Against a backdrop of declining global revenues, the recent release of the Business Software Alliance (BSA) Global Software Survey findings provides some interesting reading. It estimates that US $62.7 billion (£37 billion) worth of commercial software was being used illegally around the world in 2013.
Compare this with Gartner's estimate that total spend on enterprise software is estimated to be around US $320 billion (£189 billion) in 2014. It means software publishers are potentially missing out on a massive 19.5 per cent of potential revenues and it would be fair to assume that they aren't going to let this continue.
Faced with the potential to increase revenues by nearly 20 per cent, we can expect already pretty aggressive vendors to invest ever-greater resources into their software audit and compliance campaigns.
The BSA figures represent global usage levels and closer examination of the data highlights that the problem of illegal software use is greatest within emerging economies. For example, the Asia Pacific region is highlighted in the report as one of the major areas for the use of unlicensed software, with 61 per cent of software in use not accurately licensed. Audit activities in this region are likely to be increasing significantly in the coming year to combat this effect.
But compare this with rates of 'piracy' of 19 per cent and 29 per cent in North America and Europe respectively. At first glance these figures seem much lower, but once market sizes are taken into consideration their real magnitude becomes apparent. According to BSA estimates, these two regions account for US $23.7 billion (£14 billion), that's nearly 40 per cent of the total shortfall in software revenues.
How would you respond if you were a software publisher? Where would you focus your efforts to recoup the money? Are you going to get a better return chasing companies in Asia, where the awareness of software asset management is limited, or should you focus your efforts on developed economies?
In North America and Europe, not only is your target audience likely to be more educated about compliance, but an established legal basis exists under which a vendor's right to audit can be executed.
The answer is therefore pretty obvious. The BSA figures should serve as a clear call to action for businesses and public sector organisations across North America and Western Europe to expect an increase in both the volume and frequency of software publisher audits in the coming 12 months. Gartner currently says organisations have about a 65 per cent chance of being audited by at least one software vendor each year.
By next year this figure will not only break through 70 per cent mark, but the chance of being audited by more than one vendor will increase by an even higher factor. And our customer's existing experiences of vendor audits would further corroborate this view.

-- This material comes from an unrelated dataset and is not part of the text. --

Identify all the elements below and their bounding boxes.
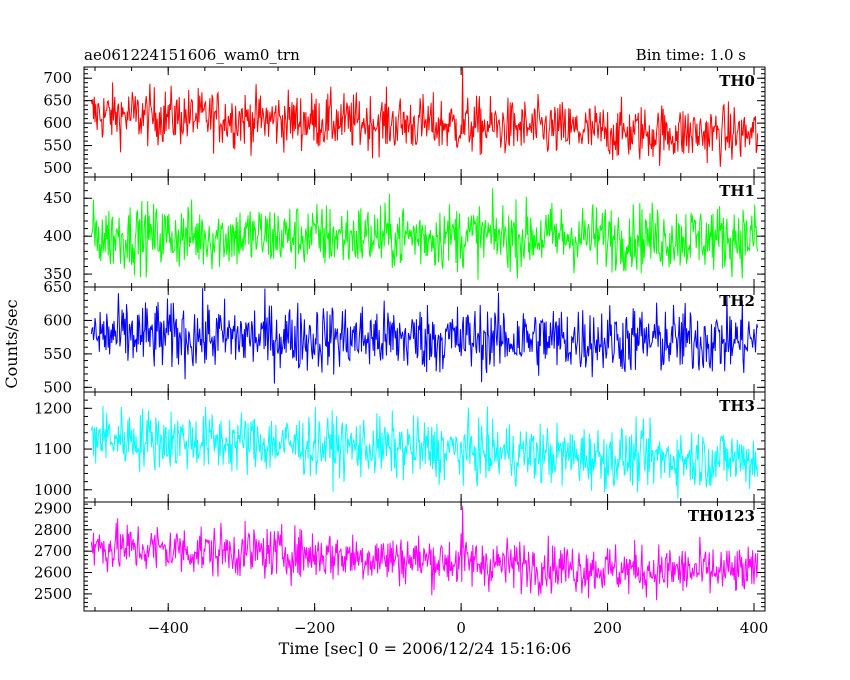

The rest of the world shouldn't think they can simply relax way from the spotlight. Although many software publishers have not yet launched full audit programs in Asia Pacific, Eastern Europe or Latin America, they are coming. We know this because we are working with a number of software publishers on just these projects!
Gartner's message to software users is very clear. Be proactive about managing your software assets if you want to minimise the cost and disruption caused by what can only be described as inevitable audits.
It is far better to be in control when it comes to uncovering inevitable ugly truths about software non-compliance well away from the scrutinising software vendor. In addition to establishing a correct licensing position, this also provides an opportunity to drive down software costs by identifying ways to eliminate wastage through spend on surplus licenses. Ultimately, the focus should be on creating a transparent and cost-effective way to manage software licenses that is fair to both consumers and providers of software.